Desde que partimos de la feria hasta el momento en que llegamos al hospital de Santa Rosa, Héctor nos agradeció una y otra vez hasta el hartazgo, agradecimiento que concluyó con la atención de cedernos sus entradas para el partido por el cual justamente habíamos llegado a la ciudad. En un principio nos negamos, pero al Héctor argüir que lo que había pasado y las lesiones de Jorgito le habían quitado el humor para ir a alentar a Belgrano accedimos.

Al llegar al estadio, alrededor de cien personas agolpadas contra las boleterías insultaban a empleados y policías en busca de una explicación de la manera en que rápidamente se habían agotado las entradas. La capacidad del “Rancho grande” se había colmado y aquí es cuando el agradecimiento de Héctor toma una mayor dimensión y quizás toma sentido esa vaga idea del “Destino”. Esos pequeños detalles que no notamos y jamás recordaremos son los que nos permitieron presenciar el clásico pampeano, y lo más importante, los que velaron por la salud de Jorgito.

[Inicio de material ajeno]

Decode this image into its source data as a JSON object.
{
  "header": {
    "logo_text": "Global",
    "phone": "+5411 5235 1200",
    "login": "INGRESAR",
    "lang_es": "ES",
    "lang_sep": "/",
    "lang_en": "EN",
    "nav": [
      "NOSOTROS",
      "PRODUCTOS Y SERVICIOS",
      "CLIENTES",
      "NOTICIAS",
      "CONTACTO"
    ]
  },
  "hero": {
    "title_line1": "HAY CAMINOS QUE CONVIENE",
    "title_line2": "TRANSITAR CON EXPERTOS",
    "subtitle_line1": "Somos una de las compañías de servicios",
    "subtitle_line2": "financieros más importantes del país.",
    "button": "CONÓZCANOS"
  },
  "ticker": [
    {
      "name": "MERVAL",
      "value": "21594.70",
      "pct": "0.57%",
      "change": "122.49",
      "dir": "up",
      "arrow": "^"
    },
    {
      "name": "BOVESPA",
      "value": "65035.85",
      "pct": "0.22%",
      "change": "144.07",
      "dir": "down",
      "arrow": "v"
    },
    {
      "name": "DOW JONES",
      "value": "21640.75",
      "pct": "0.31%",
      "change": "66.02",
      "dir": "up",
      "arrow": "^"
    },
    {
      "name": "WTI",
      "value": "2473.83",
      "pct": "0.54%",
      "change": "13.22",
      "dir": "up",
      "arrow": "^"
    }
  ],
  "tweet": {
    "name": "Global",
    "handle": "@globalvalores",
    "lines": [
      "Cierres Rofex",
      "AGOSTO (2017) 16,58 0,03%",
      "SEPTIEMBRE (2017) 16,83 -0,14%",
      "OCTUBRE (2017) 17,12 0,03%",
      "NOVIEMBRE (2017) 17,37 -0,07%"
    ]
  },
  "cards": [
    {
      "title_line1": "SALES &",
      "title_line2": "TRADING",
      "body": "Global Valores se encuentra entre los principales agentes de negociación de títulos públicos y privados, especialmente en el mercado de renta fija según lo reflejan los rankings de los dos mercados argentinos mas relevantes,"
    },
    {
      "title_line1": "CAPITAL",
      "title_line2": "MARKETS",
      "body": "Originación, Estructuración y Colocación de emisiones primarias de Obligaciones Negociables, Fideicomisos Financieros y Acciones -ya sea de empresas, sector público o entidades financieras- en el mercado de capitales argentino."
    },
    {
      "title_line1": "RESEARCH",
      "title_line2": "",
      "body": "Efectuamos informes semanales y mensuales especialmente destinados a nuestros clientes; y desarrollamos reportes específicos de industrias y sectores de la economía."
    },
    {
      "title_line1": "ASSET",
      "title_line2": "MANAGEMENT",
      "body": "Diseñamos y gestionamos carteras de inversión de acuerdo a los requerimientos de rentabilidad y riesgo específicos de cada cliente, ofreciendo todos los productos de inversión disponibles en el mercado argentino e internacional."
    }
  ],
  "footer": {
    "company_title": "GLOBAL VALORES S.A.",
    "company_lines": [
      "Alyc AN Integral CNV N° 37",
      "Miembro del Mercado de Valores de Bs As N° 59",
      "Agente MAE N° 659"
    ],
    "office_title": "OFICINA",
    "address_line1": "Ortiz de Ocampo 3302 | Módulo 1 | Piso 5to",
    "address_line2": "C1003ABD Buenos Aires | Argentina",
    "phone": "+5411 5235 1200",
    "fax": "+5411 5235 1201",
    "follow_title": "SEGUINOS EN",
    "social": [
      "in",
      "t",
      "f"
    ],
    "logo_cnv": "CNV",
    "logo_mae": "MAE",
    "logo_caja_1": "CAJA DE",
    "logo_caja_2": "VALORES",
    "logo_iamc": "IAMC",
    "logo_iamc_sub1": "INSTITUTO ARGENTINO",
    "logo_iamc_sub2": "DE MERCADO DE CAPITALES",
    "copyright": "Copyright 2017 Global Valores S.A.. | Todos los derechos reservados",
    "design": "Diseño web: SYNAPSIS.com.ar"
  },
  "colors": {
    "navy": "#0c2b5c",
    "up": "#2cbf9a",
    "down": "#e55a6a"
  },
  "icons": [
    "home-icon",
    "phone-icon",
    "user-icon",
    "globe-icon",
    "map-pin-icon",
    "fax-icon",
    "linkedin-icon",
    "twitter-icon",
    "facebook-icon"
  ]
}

Hagamos catarsis, pensemos un segundo en lo trascendente que puede ser el más mínimo fragmento de nuestras vidas. Si aquél inoportuno calambre no nos hubiera retrasado en la ruta, si el hijo de la cocinera de la YPF se hubiera abrigado como su madre se lo indicó y no se hubiera engripado obligándola a faltar al trabajo modificando mi elección de un tostado por un café con medialunas, si al pibito de la estación no se le hubiera resbalado la botella de las manos o ésta última hubiera sido de plástico y no de vidrio, si la cajera hubiera tenido memorizado el código de las medialunas para cargarlo en a registradora, si Cortázar se hubiera explayado un poco más en su cuento “El otro cielo”, si yo hubiera elegido lisas en vez de rayadas o si no hubiera metido la bola negra en el hoyo equivocado, si Lisandro no le hubiera prometido un termo con el escudo del club amado a su padre, si el billete de $10 que estaba junto a los demás en el baúl del Corsario hubiera estado en nuestros bolsillos, si el artesano hubiera resignado con mayor facilidad la oferta de Lisandro y por sobre todas las cosas, si Jorgito hubiera mirado no sólo a la derecha sino también a la izquierda. Si cualquiera de todos éstos ínfimos detalles que a lo sumo podrán agregar cinco minutos a las veinticuatro horas que tiene un día no se hubieran dado tal como se dieron Jorgito estaría, con suerte, gravemente herido y nosotros escuchando el partido por la radio.

Pero al igual que en el fútbol, en la vida todas las jugadas son únicas e irrepetibles.